There aren’t too many tax fans around these days. Times are hard, people are working harder, and government programs designed to be solutions are often seen as part of the problem. More than ever, tax season is a dreaded time.
If only there was a simple, efficient tax program that rewarded those who work hard but struggle to get ahead. If only someone would create a tax program that benefits businesses.
And while we’re dreaming, let’s make one that creates jobs in San Diego County too.
Well, wake up, because it’s real. Not only is there indeed a tax credit that helps families, stimulates the economy and creates jobs, but the San Diego region in particular stands to benefit from it.
It’s called the Earned Income Tax Credit, or EITC, and here’s the stunner: it was created back during the Nixon administration. While it has long been called the federal government’s most effective antipoverty program, research released recently by the New America Foundation is calling attention to the incredible boost the EITC gives to San Diego’s economy.

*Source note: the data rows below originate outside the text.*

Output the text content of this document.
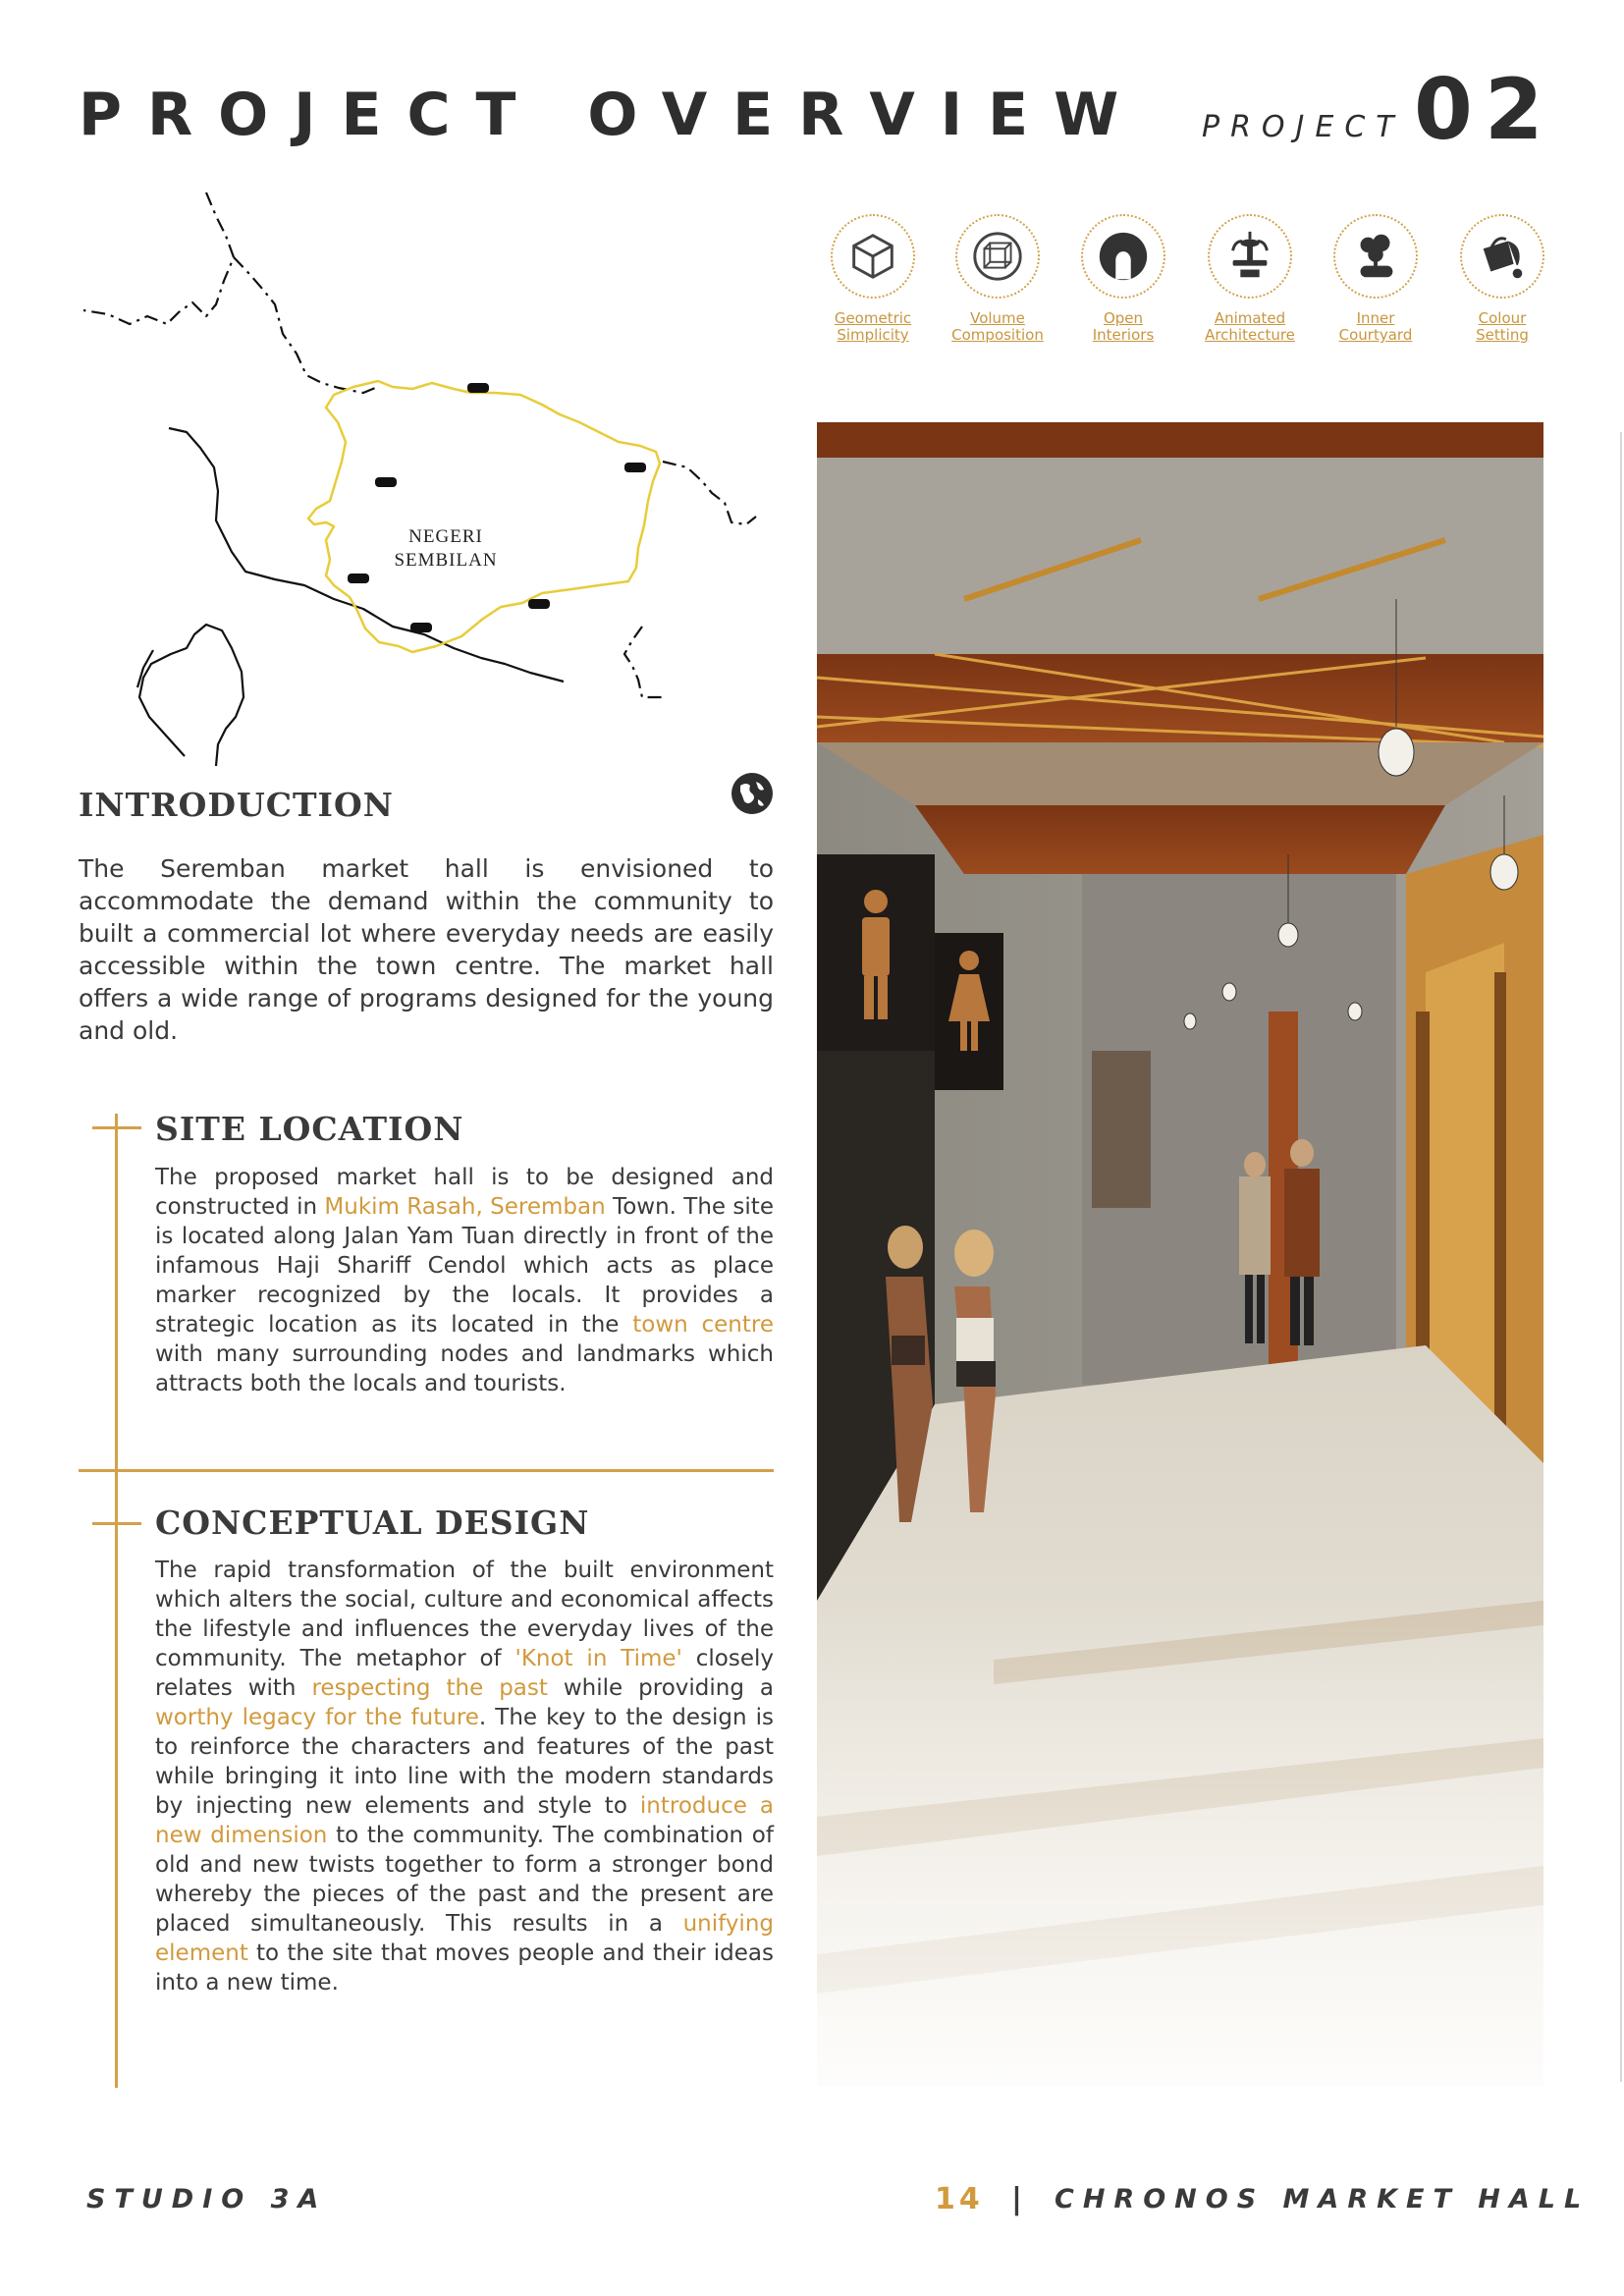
PROJECT OVERVIEW PROJECT 02
Geometric
Simplicity
Volume
Composition
Open
Interiors
Animated
Architecture
Inner
Courtyard
Colour
Setting
NEGERI
SEMBILAN
INTRODUCTION

The Seremban market hall is envisioned to accommodate the demand within the community to built a commercial lot where everyday needs are easily accessible within the town centre. The market hall offers a wide range of programs designed for the young and old.

SITE LOCATION

The proposed market hall is to be designed and constructed in Mukim Rasah, Seremban Town. The site is located along Jalan Yam Tuan directly in front of the infamous Haji Shariff Cendol which acts as place marker recognized by the locals. It provides a strategic location as its located in the town centre with many surrounding nodes and landmarks which attracts both the locals and tourists.

CONCEPTUAL DESIGN

The rapid transformation of the built environment which alters the social, culture and economical affects the lifestyle and influences the everyday lives of the community. The metaphor of 'Knot in Time' closely relates with respecting the past while providing a worthy legacy for the future. The key to the design is to reinforce the characters and features of the past while bringing it into line with the modern standards by injecting new elements and style to introduce a new dimension to the community. The combination of old and new twists together to form a stronger bond whereby the pieces of the past and the present are placed simultaneously. This results in a unifying element to the site that moves people and their ideas into a new time.

STUDIO 3A	14 | CHRONOS MARKET HALL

Programs like this one have been proven to stimulate the economy because they place money into the hands of those who are likely to spend it immediately. The report shows these federal refundable tax credits have a ripple effect – when families claim this credit, they generally spend most of it within their communities.
The grocery store, the auto repair shop, the cleaners – businesses like these see increased sales, and can then hire and pay more employees.
The report, authored by economists at California State University Fresno, estimates that families spending their refunds in San Diego County generated $350 million dollars in sales at local businesses, which then created 2,000 jobs that paid $87 million in wages.
Here and now, the credit matters. More people are likely eligible this year, since incomes are lower due to the tanking economy and high unemployment rates. The program has bang for the buck during tough times. And there’s another reason the EITC is important this year, in the San Diego area and California overall.
As a part of the American Recovery and Reinvestment Act, the EITC has been temporarily expanded, so more people qualify and receive larger credits. The income limit is $48,279 for married couples filing jointly, and the maximum credit has been increased to $5,657 for families with three or more children.
So what’s the problem? Many stimulus dollars that should go to families’ pockets and to our communities are instead going unclaimed.
The Internal Revenue Service has estimated that California’s qualified non-filer rate – the percentage of those qualified who don’t apply – is 24.9 percent, the highest in the nation.
Whether because people are confused about the credit or simply don’t know it exists, tens of thousands of people in San Diego don’t claim the EITC. That hurts businesses too.
The report by the Fresno State authors forecasts San Diego County’s economy will to lose more than $96 million in sales and 570 jobs because of unclaimed credits this tax season. That’s more than will be foregone in all but two other counties – Los Angeles and San Bernardino – in the state.
Ask any family trying to make ends meet if they could use a refund that averages $1,900. And ask any business owner if he or she thinks the regional economy would benefit from that $96 million that would be spent within the county.
The bottom line is that the EITC is a tax program that benefits the bottom line of businesses as well as families.
We know that many workers who would be qualified are not claiming their refund.
This year, many would prefer that this money be used by families and businesses, instead of sitting unclaimed in Washington, D.C.